Video warns Londoners of worse attacks

July 07, 2006|By NEW YORK TIMES NEWS SERVICE

LONDON --A day before the first anniversary of the London bombings, Al-Jazeera television aired a video yesterday purporting to show one of the attackers warning, "What you have witnessed now is only the beginning."

The broadcast included Ayman al-Zawahiri, the No. 2 commander of al-Qaida, suggesting that al-Qaida was seeking credit for, or at least to be associated with, Britain's worst peacetime atrocity.

The bomber, Shehzad Tanweer, 22, appeared in a red-and-white-checkered headdress against a backdrop similar to a setting used in a video last September by Mohammad Siddique Khan, the suspected ringleader of the attacks. In it Khan, 30, declared: "We are at war and I am a soldier."

The four bombers killed themselves and 52 others in attacks on three London subway trains and a bus on July 7, 2005. The attacks stunned Britons in part because they were planned and carried out largely by British-born Muslims drawn to Islamic extremism.

A parliamentary report in May said that both Khan and Tanweer had visited Pakistan before the attacks, where they might have contacted al-Qaida figures or trained in the use of explosives.

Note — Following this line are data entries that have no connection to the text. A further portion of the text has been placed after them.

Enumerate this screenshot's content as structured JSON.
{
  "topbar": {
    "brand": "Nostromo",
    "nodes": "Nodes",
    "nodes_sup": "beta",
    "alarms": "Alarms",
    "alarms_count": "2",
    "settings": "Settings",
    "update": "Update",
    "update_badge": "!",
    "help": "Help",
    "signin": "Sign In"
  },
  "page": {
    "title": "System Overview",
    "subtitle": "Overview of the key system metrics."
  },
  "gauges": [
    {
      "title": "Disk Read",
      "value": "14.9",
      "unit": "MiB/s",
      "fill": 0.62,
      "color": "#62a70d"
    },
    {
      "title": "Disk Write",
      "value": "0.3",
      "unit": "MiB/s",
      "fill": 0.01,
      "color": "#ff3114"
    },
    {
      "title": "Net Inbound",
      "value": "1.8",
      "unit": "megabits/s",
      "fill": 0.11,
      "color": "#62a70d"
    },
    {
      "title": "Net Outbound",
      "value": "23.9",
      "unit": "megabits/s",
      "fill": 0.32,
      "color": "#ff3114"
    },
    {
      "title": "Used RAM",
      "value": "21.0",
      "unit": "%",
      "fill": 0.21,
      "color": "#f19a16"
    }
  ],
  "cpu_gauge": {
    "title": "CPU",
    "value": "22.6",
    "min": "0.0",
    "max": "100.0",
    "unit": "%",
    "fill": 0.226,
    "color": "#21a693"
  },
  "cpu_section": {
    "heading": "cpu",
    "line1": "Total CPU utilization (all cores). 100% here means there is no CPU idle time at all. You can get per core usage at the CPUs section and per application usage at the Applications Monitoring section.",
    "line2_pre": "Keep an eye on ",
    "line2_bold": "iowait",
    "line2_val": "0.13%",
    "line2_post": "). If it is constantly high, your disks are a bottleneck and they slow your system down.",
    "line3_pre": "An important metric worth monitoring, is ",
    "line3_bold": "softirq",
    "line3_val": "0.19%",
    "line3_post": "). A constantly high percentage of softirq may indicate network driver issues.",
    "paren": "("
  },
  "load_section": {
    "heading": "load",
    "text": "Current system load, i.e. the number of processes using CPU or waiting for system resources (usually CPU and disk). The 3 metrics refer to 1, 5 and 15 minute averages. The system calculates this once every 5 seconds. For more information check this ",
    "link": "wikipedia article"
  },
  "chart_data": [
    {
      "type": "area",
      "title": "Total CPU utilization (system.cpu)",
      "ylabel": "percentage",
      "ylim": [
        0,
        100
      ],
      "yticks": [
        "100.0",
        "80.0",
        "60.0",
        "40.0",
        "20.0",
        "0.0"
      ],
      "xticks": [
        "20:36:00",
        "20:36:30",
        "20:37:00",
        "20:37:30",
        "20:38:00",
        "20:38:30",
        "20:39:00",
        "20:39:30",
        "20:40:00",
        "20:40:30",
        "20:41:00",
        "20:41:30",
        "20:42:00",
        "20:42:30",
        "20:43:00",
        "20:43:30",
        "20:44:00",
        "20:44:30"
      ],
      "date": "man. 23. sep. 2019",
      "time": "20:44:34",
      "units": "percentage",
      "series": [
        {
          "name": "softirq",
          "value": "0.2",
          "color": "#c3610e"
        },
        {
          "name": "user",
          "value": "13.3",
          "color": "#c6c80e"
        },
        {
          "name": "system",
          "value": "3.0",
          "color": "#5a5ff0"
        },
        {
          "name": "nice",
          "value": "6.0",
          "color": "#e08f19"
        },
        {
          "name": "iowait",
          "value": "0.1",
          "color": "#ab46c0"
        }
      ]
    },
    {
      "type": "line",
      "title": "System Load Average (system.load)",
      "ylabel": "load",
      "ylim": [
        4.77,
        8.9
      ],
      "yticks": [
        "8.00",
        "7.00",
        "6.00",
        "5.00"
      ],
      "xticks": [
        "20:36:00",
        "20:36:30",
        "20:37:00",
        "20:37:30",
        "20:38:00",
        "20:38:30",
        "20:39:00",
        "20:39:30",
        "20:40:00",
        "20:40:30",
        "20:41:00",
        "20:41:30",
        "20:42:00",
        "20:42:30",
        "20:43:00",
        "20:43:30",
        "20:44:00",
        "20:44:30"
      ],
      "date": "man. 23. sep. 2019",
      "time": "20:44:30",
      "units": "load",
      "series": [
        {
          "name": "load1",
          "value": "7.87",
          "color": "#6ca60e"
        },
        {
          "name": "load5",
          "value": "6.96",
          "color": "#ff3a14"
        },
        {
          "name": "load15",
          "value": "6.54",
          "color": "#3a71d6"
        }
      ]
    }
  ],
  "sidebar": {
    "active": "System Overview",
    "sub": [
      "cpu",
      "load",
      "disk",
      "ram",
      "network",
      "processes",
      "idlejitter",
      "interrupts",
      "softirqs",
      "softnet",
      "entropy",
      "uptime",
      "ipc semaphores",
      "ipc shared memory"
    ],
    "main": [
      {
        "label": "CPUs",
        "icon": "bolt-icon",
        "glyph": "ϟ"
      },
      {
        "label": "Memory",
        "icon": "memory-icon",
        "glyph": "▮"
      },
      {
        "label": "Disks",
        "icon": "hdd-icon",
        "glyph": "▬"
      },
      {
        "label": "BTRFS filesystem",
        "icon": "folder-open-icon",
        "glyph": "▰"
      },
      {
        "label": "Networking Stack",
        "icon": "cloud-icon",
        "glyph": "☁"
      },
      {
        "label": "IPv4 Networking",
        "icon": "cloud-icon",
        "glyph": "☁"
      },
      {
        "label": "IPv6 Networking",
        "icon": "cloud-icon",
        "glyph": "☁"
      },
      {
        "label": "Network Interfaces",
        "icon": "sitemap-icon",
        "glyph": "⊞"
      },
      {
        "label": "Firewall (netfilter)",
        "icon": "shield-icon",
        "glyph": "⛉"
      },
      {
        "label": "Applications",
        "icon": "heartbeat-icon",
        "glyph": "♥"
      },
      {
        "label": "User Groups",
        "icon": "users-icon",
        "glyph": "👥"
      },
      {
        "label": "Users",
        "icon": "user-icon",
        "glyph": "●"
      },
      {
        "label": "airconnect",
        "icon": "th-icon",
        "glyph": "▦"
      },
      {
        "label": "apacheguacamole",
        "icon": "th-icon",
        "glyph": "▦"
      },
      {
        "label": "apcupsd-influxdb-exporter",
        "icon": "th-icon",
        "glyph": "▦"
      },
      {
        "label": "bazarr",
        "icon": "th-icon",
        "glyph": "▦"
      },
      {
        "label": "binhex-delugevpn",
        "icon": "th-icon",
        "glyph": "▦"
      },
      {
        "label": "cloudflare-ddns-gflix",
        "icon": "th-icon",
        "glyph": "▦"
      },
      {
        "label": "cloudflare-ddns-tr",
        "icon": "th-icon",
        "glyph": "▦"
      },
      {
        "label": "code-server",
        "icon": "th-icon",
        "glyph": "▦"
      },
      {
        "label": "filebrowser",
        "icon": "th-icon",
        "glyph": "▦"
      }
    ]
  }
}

It also said both men had been observed by British counterterrorism police on the "peripheries" of another terrorist operation in this country. But, it said, counterterrorism agencies failed to grasp the "development of the homegrown threat and the radicalization of British citizens."

Speaking in the accent of his native Yorkshire, in the video Tanweer said: "What you have witnessed now is only the beginning of a string of attacks that will continue and become stronger until you pull your forces out of Afghanistan and Iraq and until you stop your financial and military support to America and Israel."

Tanweer also said Britons deserved the attacks because they voted for a government that "continues to oppress our mothers, children, brothers and sisters in Palestine, Afghanistan, Iraq and Chechnya."

British police did not directly confirm the tape's authenticity.